BEIRUT: “The future is renewables,” India’s minister of new and renewable energy told the World Economic Forum in Davos on Wednesday.
“In India, I can very confidently say, affordability (of renewables) is better than fossil fuel energy,” Pralhad Venkatesh Joshi said during a panel discussion titled “Unstoppable March of Renewables?”
The cost of solar power has has fallen steeply in recent years compared with fossil fuels, Joshi said, adding: “The unstoppable march of renewables is perfectly right, and the future is renewables.”
Indian authorities have launched a major initiative to install rooftop solar panels on 10 million homes, he said. As a result, people are not only saving money on their electricity bills, “they are also selling (electricity) and earning money.”
He said that this represents a “success story” in India in terms of affordability and “that is what we planned.”
He acknowledged that more work needs to be done to improve reliability and consistency of supplies, and plans were being made to address this, including improved storage.
The other panelists in the discussion, which was moderated by Godfrey Mutizwa, the chief editor of CNBC Africa, included Marco Arcelli, CEO of ACWA Power; Catherine MacGregor, CEO of electricity company ENGIE Group; and Pan Jian, co-chair of lithium-ion battery manufacturer Contemporary Amperex Technology.
Asked by the moderator whether she believes “renewables are unstoppable,” MacGregor said: “Yes.

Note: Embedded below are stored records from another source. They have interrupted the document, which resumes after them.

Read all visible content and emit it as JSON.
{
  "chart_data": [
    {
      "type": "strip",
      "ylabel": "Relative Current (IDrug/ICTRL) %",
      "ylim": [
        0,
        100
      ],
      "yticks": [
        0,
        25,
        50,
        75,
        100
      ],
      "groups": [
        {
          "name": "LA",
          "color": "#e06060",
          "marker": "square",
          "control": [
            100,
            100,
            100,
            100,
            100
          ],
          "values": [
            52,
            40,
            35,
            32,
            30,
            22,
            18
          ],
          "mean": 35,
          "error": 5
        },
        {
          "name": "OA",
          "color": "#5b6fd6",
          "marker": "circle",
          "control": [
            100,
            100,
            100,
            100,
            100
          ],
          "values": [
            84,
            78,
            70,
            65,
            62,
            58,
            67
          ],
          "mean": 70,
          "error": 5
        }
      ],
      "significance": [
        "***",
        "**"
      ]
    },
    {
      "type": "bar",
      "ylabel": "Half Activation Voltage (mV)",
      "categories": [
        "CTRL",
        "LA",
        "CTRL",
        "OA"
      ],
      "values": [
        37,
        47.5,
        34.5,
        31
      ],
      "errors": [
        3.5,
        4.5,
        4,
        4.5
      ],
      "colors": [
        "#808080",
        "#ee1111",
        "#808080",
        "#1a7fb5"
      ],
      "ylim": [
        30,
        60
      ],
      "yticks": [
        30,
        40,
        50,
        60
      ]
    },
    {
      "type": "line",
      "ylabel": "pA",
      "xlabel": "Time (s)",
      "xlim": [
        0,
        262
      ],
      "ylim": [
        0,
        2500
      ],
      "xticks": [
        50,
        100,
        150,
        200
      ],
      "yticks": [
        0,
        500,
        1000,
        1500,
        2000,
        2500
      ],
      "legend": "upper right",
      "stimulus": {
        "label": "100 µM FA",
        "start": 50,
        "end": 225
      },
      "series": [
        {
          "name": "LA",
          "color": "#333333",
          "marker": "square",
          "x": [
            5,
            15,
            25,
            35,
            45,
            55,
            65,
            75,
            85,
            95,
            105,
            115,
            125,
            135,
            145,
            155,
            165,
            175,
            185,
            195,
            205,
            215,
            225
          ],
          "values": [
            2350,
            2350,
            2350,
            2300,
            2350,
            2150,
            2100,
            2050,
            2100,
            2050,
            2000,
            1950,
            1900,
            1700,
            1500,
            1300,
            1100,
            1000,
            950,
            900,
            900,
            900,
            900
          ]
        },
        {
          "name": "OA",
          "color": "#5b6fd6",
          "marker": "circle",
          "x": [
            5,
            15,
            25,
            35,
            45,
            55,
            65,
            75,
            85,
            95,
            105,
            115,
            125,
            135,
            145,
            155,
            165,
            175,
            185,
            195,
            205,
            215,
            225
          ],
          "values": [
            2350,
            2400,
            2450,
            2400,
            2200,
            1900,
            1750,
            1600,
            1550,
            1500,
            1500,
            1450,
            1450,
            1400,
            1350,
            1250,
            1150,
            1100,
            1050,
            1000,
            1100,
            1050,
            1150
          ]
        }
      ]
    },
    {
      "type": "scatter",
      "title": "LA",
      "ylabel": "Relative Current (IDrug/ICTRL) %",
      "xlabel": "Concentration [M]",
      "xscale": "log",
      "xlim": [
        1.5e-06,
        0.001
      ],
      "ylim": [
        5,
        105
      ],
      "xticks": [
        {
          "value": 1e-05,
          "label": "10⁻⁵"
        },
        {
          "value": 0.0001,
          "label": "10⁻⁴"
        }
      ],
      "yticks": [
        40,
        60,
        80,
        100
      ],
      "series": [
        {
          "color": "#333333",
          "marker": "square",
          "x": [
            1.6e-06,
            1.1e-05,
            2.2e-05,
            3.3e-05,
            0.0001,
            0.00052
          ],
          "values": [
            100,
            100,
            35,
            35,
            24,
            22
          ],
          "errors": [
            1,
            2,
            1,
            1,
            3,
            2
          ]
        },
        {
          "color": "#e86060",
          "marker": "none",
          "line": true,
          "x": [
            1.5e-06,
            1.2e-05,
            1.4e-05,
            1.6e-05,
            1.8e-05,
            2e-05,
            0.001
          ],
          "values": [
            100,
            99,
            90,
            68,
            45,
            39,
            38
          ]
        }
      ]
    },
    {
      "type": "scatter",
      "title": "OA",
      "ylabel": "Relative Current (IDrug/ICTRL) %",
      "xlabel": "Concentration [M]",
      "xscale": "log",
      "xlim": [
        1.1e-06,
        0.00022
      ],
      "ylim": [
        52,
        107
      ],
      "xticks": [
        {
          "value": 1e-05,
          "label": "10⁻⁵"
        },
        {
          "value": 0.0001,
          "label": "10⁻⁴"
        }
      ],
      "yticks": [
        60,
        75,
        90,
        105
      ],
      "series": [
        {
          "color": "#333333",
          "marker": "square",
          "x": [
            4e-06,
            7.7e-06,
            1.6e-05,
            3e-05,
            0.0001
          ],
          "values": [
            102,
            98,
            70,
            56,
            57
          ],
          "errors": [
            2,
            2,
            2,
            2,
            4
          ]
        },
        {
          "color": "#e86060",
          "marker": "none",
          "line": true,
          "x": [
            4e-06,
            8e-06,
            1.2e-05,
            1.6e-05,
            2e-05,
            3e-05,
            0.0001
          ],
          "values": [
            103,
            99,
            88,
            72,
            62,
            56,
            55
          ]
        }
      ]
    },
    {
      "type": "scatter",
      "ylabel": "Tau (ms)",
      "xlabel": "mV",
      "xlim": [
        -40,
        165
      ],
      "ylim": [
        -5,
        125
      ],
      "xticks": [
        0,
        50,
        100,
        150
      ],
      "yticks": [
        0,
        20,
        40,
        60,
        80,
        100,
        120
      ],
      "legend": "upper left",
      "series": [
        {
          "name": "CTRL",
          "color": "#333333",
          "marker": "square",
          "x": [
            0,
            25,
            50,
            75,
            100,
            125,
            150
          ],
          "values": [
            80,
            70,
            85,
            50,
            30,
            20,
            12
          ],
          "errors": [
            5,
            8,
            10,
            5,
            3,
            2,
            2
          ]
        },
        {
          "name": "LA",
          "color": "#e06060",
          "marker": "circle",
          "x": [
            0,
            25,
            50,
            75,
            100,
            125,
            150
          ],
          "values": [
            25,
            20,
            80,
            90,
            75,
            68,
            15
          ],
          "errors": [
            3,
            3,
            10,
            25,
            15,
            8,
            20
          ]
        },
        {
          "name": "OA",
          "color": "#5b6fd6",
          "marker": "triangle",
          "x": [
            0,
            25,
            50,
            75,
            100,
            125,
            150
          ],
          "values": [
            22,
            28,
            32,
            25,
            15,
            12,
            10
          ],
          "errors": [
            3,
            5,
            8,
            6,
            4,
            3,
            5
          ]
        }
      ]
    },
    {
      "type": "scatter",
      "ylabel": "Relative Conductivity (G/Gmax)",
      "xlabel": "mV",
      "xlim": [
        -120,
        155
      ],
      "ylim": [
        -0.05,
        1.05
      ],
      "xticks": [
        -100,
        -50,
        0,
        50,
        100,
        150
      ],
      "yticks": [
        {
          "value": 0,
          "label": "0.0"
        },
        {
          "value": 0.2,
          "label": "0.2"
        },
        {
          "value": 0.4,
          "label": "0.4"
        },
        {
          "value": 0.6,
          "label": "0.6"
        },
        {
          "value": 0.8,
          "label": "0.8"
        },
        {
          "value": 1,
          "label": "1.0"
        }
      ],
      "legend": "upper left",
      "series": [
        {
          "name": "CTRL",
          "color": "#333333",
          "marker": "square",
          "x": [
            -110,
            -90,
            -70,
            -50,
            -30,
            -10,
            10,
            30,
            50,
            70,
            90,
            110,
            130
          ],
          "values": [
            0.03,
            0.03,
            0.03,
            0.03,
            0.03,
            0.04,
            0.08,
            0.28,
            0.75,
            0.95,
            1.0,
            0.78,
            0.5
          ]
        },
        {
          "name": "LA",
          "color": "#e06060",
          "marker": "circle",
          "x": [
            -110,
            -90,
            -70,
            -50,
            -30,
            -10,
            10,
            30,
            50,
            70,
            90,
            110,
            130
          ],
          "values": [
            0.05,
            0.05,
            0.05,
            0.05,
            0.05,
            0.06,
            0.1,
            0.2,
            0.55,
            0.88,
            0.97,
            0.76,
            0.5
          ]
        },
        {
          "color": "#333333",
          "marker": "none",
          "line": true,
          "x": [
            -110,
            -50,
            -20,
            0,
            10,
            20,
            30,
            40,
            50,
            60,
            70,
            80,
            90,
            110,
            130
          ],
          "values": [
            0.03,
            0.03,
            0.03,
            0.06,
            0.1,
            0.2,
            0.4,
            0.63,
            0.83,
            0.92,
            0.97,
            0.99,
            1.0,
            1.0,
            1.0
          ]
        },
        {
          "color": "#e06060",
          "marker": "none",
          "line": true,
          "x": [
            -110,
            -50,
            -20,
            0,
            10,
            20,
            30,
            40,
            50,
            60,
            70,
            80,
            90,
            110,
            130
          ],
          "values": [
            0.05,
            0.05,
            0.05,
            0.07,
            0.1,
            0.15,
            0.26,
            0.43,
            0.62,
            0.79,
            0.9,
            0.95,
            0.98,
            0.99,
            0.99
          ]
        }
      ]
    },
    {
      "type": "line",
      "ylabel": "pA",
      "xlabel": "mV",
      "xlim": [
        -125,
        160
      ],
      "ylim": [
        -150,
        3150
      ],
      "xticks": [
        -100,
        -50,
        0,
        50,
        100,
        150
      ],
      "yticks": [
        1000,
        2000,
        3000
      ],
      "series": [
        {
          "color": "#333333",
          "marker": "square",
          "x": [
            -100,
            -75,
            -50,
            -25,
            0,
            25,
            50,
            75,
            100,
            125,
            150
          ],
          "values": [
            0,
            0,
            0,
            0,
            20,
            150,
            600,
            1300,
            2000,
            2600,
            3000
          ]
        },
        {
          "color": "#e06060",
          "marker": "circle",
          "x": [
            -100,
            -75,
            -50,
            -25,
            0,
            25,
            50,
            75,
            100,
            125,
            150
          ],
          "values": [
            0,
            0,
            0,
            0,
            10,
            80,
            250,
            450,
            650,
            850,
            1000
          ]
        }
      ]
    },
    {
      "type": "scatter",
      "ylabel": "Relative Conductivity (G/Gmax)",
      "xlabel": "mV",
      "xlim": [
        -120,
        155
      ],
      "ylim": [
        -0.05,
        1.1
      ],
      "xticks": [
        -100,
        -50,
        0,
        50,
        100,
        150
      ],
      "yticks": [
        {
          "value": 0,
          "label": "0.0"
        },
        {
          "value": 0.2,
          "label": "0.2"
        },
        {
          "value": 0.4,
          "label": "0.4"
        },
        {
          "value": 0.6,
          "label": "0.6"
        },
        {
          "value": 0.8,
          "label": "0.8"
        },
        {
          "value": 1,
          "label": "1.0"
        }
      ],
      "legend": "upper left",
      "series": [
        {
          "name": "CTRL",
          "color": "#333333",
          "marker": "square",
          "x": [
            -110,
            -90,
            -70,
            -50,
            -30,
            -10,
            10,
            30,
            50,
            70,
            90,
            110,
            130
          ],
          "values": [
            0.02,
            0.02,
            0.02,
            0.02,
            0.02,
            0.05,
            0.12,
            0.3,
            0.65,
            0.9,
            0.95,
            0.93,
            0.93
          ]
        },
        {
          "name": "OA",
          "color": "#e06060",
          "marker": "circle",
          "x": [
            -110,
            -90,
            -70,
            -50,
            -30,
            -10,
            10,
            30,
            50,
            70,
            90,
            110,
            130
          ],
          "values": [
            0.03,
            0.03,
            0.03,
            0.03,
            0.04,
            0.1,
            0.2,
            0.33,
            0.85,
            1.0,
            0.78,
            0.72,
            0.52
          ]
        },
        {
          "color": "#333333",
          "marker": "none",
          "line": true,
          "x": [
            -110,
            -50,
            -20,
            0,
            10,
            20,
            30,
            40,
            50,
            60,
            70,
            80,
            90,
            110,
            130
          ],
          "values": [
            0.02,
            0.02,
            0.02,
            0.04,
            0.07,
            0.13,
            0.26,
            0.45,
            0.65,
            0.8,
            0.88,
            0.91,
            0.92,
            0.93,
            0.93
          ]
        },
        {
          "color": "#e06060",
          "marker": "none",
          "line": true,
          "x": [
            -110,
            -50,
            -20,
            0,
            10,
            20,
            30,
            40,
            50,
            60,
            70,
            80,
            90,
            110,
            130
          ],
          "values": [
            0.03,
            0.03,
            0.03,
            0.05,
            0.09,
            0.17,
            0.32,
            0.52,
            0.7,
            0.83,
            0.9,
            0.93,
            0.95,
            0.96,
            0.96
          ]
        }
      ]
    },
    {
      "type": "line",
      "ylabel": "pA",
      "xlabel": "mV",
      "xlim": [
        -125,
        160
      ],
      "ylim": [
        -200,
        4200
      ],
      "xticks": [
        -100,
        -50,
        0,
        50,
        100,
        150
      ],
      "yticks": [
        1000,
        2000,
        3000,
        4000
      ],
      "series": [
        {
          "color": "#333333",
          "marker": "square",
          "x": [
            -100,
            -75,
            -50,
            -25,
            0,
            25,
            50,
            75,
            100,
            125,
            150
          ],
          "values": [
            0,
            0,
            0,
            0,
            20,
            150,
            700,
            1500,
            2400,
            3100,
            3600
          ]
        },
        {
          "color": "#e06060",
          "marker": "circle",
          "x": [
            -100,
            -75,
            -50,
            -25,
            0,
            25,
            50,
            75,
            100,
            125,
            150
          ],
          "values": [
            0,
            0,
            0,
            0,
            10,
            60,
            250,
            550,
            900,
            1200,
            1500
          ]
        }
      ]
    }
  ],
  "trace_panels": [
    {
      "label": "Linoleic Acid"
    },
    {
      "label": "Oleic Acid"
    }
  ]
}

I think some of the numbers that we are now facing are just proof points in terms of their magnitude.
“In 2024, I think it was 600 gigawatts that were installed across the globe … in Europe, close to 50 percent of the energy was produced from renewables in 2024. That has tripled since 2004.”
Renewables are an increasingly important and prominent part of the energy mix, she added, and the technology is evolving rapidly.
“It’s not small projects; it’s the magnitude of projects that strikes me the most, the scale-up that we are able to deliver,” MacGregor said.
“We are just starting construction in the UAE, for example. In terms of solar size it’s 1.5 gigawatts, just pure solar technology. So when I see in the Middle East a round-the-clock project with just solar and battery, it’s coming within reach.
“The technology advance, the cost, the competitiveness, the size, the R&D, the technology behind it and the pace is very impressive, which makes me, indeed, really say (renewables) is real. It plays a key role in, obviously, the energy demand that we see growing in most of the countries.
“You know, we talk a lot about energy transition, but for a lot of regions now it is more about energy additions. And renewables are indeed the fastest to come to market, and also in terms of scale are really impressive.”
Mutizwa asked Pan: “Are we there yet, in terms of beginning to declare mission accomplished? Are renewables here to stay?”
“I think we are on the road but (its is) very promising,” Pan replied. There is “great potential for future growth,” he added, and “the technology is ready, despite the fact that there are still a lot of challenges to overcome … it is all engineering questions. And from our perspective, we have been putting in a lot of resources and we are confident all these engineering challenges will be tackled along the way.”
Responding to the same question, Arcelli said: “Yes, I think we are beyond there on power, but on other sectors we are way behind … I would argue today that the technology you install by default is renewables.
“Is it a universal truth nowadays that renewables are the cheapest?” asked Mutizwa.
“It’s the cheapest everywhere,” Arcelli said.